Pasadena Heritage, a nonprofit preservation group, plans to submit a proposal for an option on the property to English in the next few days, Executive Director Claire Bogaard said in an interview Wednesday. The option would permit the group to market the house through a real estate firm at a price acceptable to English, Bogaard said, adding that she would not release details until the proposal had been presented to English.
"I'm optimistic that somewhere out there is an agreement that's going to work," Bogaard said. "I just feel with the amount of publicity surrounding this house, there is going to be a buyer."
Bogaard said that she, Pasadena Heritage Chairman Alan Thompson and William Cathey, an attorney and chairman of the Preservation Fund of Pasadena Heritage, drew up the option. She said she plans to help organize a new group to raise funds to help market the house.
Removal of the fixtures--specially designed by the Greenes for the house and estimated to be worth at least $1 million--drew cries of outrage from cultural heritage groups in the community who charged that the house had been "raped," and aroused the ire of preservationists throughout the country.

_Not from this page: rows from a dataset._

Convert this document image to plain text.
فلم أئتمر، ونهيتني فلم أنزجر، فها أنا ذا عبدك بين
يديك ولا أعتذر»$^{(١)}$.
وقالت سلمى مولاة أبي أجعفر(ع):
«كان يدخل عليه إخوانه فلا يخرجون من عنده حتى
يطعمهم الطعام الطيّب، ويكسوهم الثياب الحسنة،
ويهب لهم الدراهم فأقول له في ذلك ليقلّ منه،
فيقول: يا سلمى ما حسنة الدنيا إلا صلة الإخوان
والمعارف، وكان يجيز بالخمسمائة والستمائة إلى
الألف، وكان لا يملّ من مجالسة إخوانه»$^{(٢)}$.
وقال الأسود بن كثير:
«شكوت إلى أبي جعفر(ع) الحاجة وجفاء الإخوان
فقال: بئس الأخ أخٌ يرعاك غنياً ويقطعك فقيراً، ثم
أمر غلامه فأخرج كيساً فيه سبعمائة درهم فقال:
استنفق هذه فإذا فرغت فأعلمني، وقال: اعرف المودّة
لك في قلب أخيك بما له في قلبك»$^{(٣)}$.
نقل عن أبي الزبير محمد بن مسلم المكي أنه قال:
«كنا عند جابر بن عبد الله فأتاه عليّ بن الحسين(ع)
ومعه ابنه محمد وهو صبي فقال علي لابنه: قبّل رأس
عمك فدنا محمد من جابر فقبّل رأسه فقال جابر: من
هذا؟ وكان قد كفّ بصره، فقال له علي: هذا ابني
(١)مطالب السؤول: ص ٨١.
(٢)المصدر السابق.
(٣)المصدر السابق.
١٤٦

Pasadena City Director Rick Cole, who met with English last week in Austin, Tex., said English expressed surprise at the strong reaction, but indicated he would consider an offer to resell the house--with all fixtures intact. Cole said that English also told him he believed he had the legal right to do what he wished with the house and its contents.
At a special meeting of preservationist groups on Monday, Cole said he had promised English that most of their four-hour conversation would remain confidential and he would not disclose details of their talk. Cole also offered his services as a go-between if additional talks with English are necessary.
English reiterated in a telephone interview Wednesday that he would consider an offer from a buyer approved by a legitimate preservationist organization. English would not disclose how much money he wants for the house.
"I'm just waiting to hear from them," English said, adding that he has imposed no deadline for negotiations.
Several people involved with the effort to recover the fixtures have voiced concern that some of the items may be sold to collectors before an agreement can be made with English. English, however, said he remains in control of the fixtures.
Meanwhile, the city has adopted an emergency measure to halt the removal of any more fixtures after it was rumored that English might remove the front door and leaded stained glass windows from the house. Cole said English has no plans to remove those items from the house.
Planning Commissioner Bill Ross suggested last week that the city use the "Oakland Raiders approach" and condemn the property if negotiations for the return of the fixtures and resale of the house to more friendly hands are unsuccessful. Ross was referring to the City of Oakland's attempt to use eminent domain to keep the Oakland Raiders football team in that city, which is still on appeal in the state courts.
But Mayor William Bogaard said condemnation would be an extreme measure. "I would be hesitant to consider using eminent domain for this kind of goal," he said.
Added Cole: "If we can reach an amicable agreement, that would be preferable."